Il fut reçu avec enthousiasme par le fabricant, qui le félicita d’avoir un esclave d’un tel prix. Il visita la manufacture, la machine lui fut expliquée et montrée par Georges qui, dans sa joie, parlait si couramment, se tenait si droit, avait la mine si haute et si mâle, qu’une inquiète conscience de son infériorité s’empara peu à peu du maître. Qu’avait à faire son esclave de parcourir le pays, d’inventer des machines, d’oser lever la tête parmi des gentilshommes ? Il y couperait court ; il le ramènerait au sillon ; il le mettrait à creuser la terre et à bêcher, « pour voir s’il aurait toujours l’allure aussi fringante. » En conséquence, à la grande stupéfaction du fabricant et de ses ouvriers, il réclama tout à coup le loyer de Georges, et annonça son intention de le ramener chez lui.
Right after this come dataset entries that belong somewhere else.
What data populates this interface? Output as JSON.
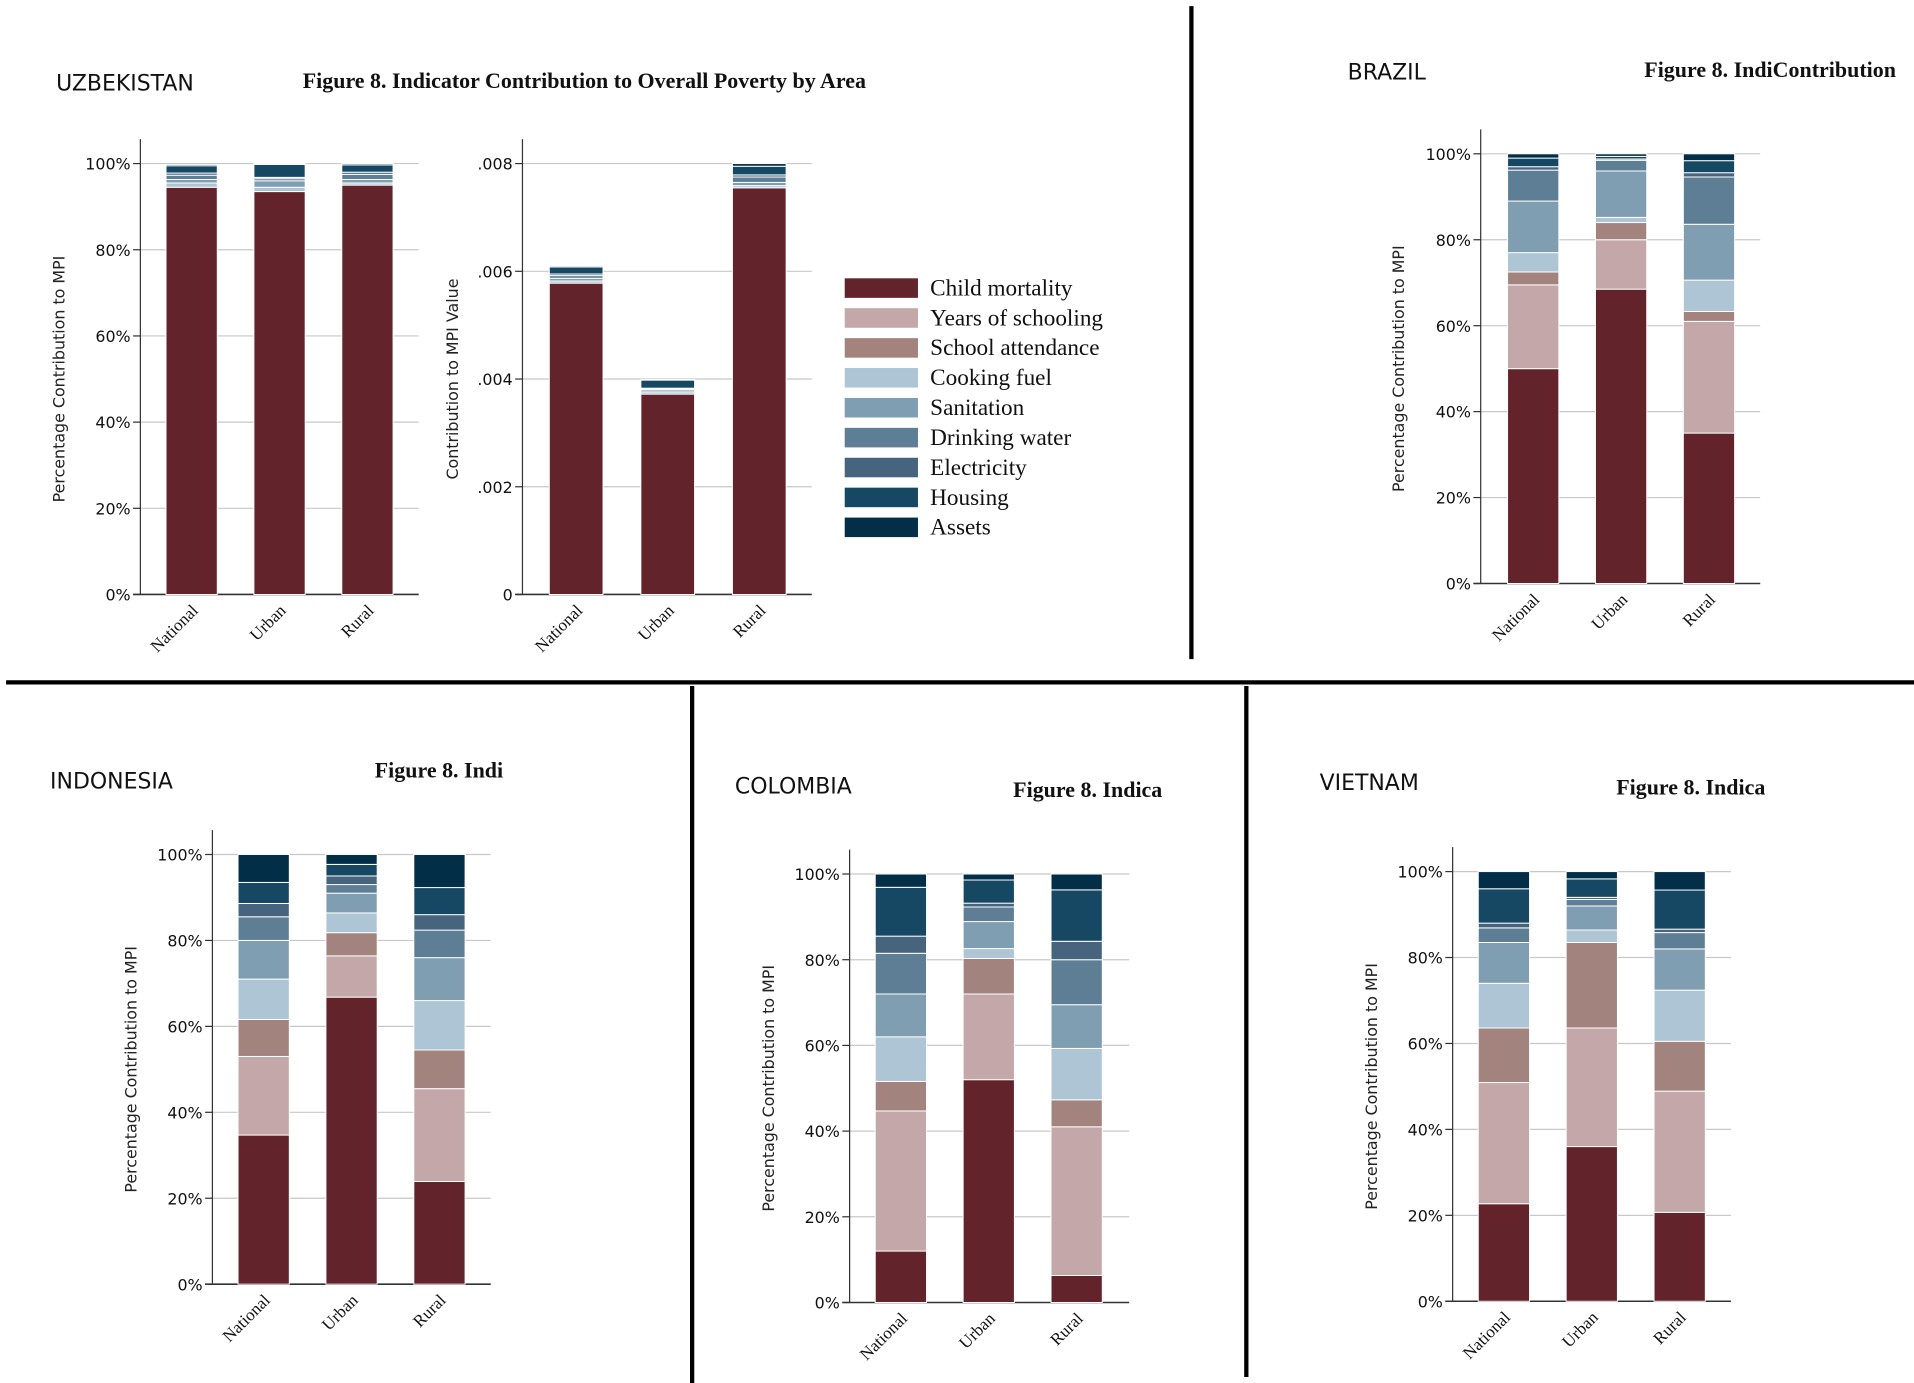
{
  "legend": [
    "Child mortality",
    "Years of schooling",
    "School attendance",
    "Cooking fuel",
    "Sanitation",
    "Drinking water",
    "Electricity",
    "Housing",
    "Assets"
  ],
  "colors": [
    "#62232a",
    "#c4a7a8",
    "#a3837d",
    "#adc5d5",
    "#7f9eb2",
    "#5e7e96",
    "#46647e",
    "#174863",
    "#032e48"
  ],
  "chart_data": [
    {
      "id": "uzbekistan-pct",
      "type": "bar",
      "stacked": true,
      "country": "UZBEKISTAN",
      "title": "Figure 8. Indicator Contribution to Overall Poverty by Area",
      "ylabel": "Percentage Contribution to MPI",
      "ylim": [
        0,
        100
      ],
      "yticks": [
        "0%",
        "20%",
        "40%",
        "60%",
        "80%",
        "100%"
      ],
      "categories": [
        "National",
        "Urban",
        "Rural"
      ],
      "stack_tops": [
        [
          94.5,
          94.5,
          94.5,
          95.5,
          96.3,
          97.3,
          97.8,
          99.5,
          99.8
        ],
        [
          93.5,
          93.5,
          93.5,
          94.5,
          96,
          96.5,
          96.8,
          99.8,
          100
        ],
        [
          95,
          95,
          95,
          95.5,
          96.3,
          97.5,
          98,
          99.7,
          100
        ]
      ]
    },
    {
      "id": "uzbekistan-value",
      "type": "bar",
      "stacked": true,
      "ylabel": "Contribution to MPI Value",
      "ylim": [
        0,
        0.008
      ],
      "yticks": [
        "0",
        ".002",
        ".004",
        ".006",
        ".008"
      ],
      "categories": [
        "National",
        "Urban",
        "Rural"
      ],
      "stack_tops": [
        [
          0.00578,
          0.00578,
          0.00578,
          0.00582,
          0.00587,
          0.00592,
          0.00595,
          0.00608,
          0.0061
        ],
        [
          0.00372,
          0.00372,
          0.00372,
          0.00376,
          0.0038,
          0.00382,
          0.00383,
          0.00398,
          0.00399
        ],
        [
          0.00755,
          0.00755,
          0.00755,
          0.00759,
          0.00765,
          0.00775,
          0.00779,
          0.00795,
          0.008
        ]
      ]
    },
    {
      "id": "brazil",
      "type": "bar",
      "stacked": true,
      "country": "BRAZIL",
      "title": "Figure 8. IndiContribution",
      "ylabel": "Percentage Contribution to MPI",
      "ylim": [
        0,
        100
      ],
      "yticks": [
        "0%",
        "20%",
        "40%",
        "60%",
        "80%",
        "100%"
      ],
      "categories": [
        "National",
        "Urban",
        "Rural"
      ],
      "stack_tops": [
        [
          50,
          69.5,
          72.5,
          77,
          89,
          96.2,
          97,
          99,
          100
        ],
        [
          68.5,
          80,
          84,
          85.2,
          96,
          98.5,
          98.8,
          99.4,
          100
        ],
        [
          35,
          61,
          63.3,
          70.6,
          83.6,
          94.6,
          95.6,
          98.4,
          100
        ]
      ]
    },
    {
      "id": "indonesia",
      "type": "bar",
      "stacked": true,
      "country": "INDONESIA",
      "title": "Figure 8. Indi",
      "ylabel": "Percentage Contribution to MPI",
      "ylim": [
        0,
        100
      ],
      "yticks": [
        "0%",
        "20%",
        "40%",
        "60%",
        "80%",
        "100%"
      ],
      "categories": [
        "National",
        "Urban",
        "Rural"
      ],
      "stack_tops": [
        [
          34.7,
          53,
          61.6,
          71,
          80,
          85.5,
          88.6,
          93.5,
          100
        ],
        [
          66.8,
          76.4,
          81.8,
          86.4,
          91,
          93,
          95,
          97.7,
          100
        ],
        [
          23.9,
          45.5,
          54.5,
          66,
          76,
          82.4,
          86,
          92.3,
          100
        ]
      ]
    },
    {
      "id": "colombia",
      "type": "bar",
      "stacked": true,
      "country": "COLOMBIA",
      "title": "Figure 8. Indica",
      "ylabel": "Percentage Contribution to MPI",
      "ylim": [
        0,
        100
      ],
      "yticks": [
        "0%",
        "20%",
        "40%",
        "60%",
        "80%",
        "100%"
      ],
      "categories": [
        "National",
        "Urban",
        "Rural"
      ],
      "stack_tops": [
        [
          12,
          44.7,
          51.6,
          62,
          72,
          81.5,
          85.5,
          96.9,
          100
        ],
        [
          52,
          72,
          80.3,
          82.6,
          88.9,
          92.3,
          93.2,
          98.6,
          100
        ],
        [
          6.3,
          41,
          47.3,
          59.3,
          69.5,
          80,
          84.3,
          96.3,
          100
        ]
      ]
    },
    {
      "id": "vietnam",
      "type": "bar",
      "stacked": true,
      "country": "VIETNAM",
      "title": "Figure 8. Indica",
      "ylabel": "Percentage Contribution to MPI",
      "ylim": [
        0,
        100
      ],
      "yticks": [
        "0%",
        "20%",
        "40%",
        "60%",
        "80%",
        "100%"
      ],
      "categories": [
        "National",
        "Urban",
        "Rural"
      ],
      "stack_tops": [
        [
          22.7,
          50.9,
          63.6,
          74,
          83.5,
          86.9,
          88,
          96,
          100
        ],
        [
          36,
          63.6,
          83.5,
          86.4,
          92,
          93.5,
          94,
          98.3,
          100
        ],
        [
          20.7,
          48.9,
          60.5,
          72.4,
          82,
          85.8,
          86.6,
          95.7,
          100
        ]
      ]
    }
  ]
}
« Mais, monsieur Harris, lui remontra le fabricant, c’est bien subit !

— Qu’importe ? Est-ce que l’homme n’est pas à moi ?

— Nous serions disposés, monsieur, à hausser le prix de compensation.

— Du tout. Je n’ai nul besoin de louer une de mes mains, si cela ne me convient pas.

— Mais, monsieur, il semble particulièrement propre à ce genre de travail.

— C’est possible. Il n’a jamais été propre à rien de ce que j’ai voulu lui faire faire.